When working in a team, it may happen that few of the team mates follow best practices and others don’t give damn about it. They just completes the tasks on the name of ‘getting things done’. It may create nightmares if all the team members don’t follow the best practices. Either do it or don’t.
Let’s see what can happen with below example.
In one of the project, an SP was created with prefix .dbo and it was working fine until changes came. Now one of the team member made changes and whole team had the feeling “all is well” until that SP was not returning the expected output. So you start debugging your app and consider the following could be the issue.
- Being a big Ajax app, you’re getting some Ajax error
- You’re not passing appropriate parameter and you check it through your code and SQL profiler whether parameters are passed in appropriate manner and with correct values.
- Check your respective tables for the values.

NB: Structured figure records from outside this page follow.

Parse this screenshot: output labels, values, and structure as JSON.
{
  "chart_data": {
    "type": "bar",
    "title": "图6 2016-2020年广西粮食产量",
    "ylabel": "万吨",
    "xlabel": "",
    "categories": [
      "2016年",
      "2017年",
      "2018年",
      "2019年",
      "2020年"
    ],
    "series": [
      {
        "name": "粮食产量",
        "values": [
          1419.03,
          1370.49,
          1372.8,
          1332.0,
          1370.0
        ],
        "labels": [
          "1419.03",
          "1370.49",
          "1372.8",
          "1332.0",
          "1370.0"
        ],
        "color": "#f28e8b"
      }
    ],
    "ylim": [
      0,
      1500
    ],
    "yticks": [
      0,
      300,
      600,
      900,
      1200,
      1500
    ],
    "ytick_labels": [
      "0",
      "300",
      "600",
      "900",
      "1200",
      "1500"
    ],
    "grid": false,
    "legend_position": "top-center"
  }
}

- You’re executing SP from SSMS it self to see whether it is working by passing the required parameter values.
You delete the SP and see whether it is returning any value and yes, it is. Later on you found out that SP has no prefix and it is executed to default schema name other than .dbo. So there’re two SPs with different schema name. Great!

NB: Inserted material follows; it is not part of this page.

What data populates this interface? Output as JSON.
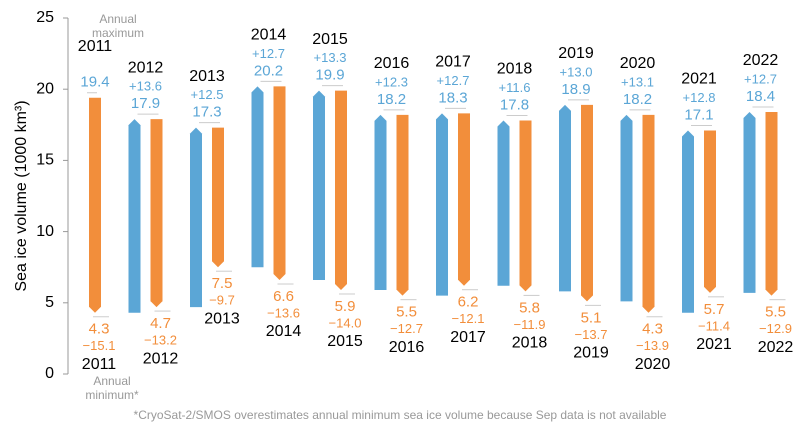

Let’s say you’re qualifying schema name for your SP but nothing for query inside that SP, it will default to the schema name of the stored procedure. What books online says about it :
Inside a stored procedure, object names used with statements (for example, SELECT or INSERT) that are not schema-qualified default to the schema of the stored procedure. If a user who creates a stored procedure does not qualify the name of the tables or views referenced in SELECT, INSERT, UPDATE, or DELETE statements within the stored procedure, access to those tables through the stored procedure is restricted by default to the creator of the procedure.
Make sure you always qualify your database objects with specific schema name or you’re life is doomed.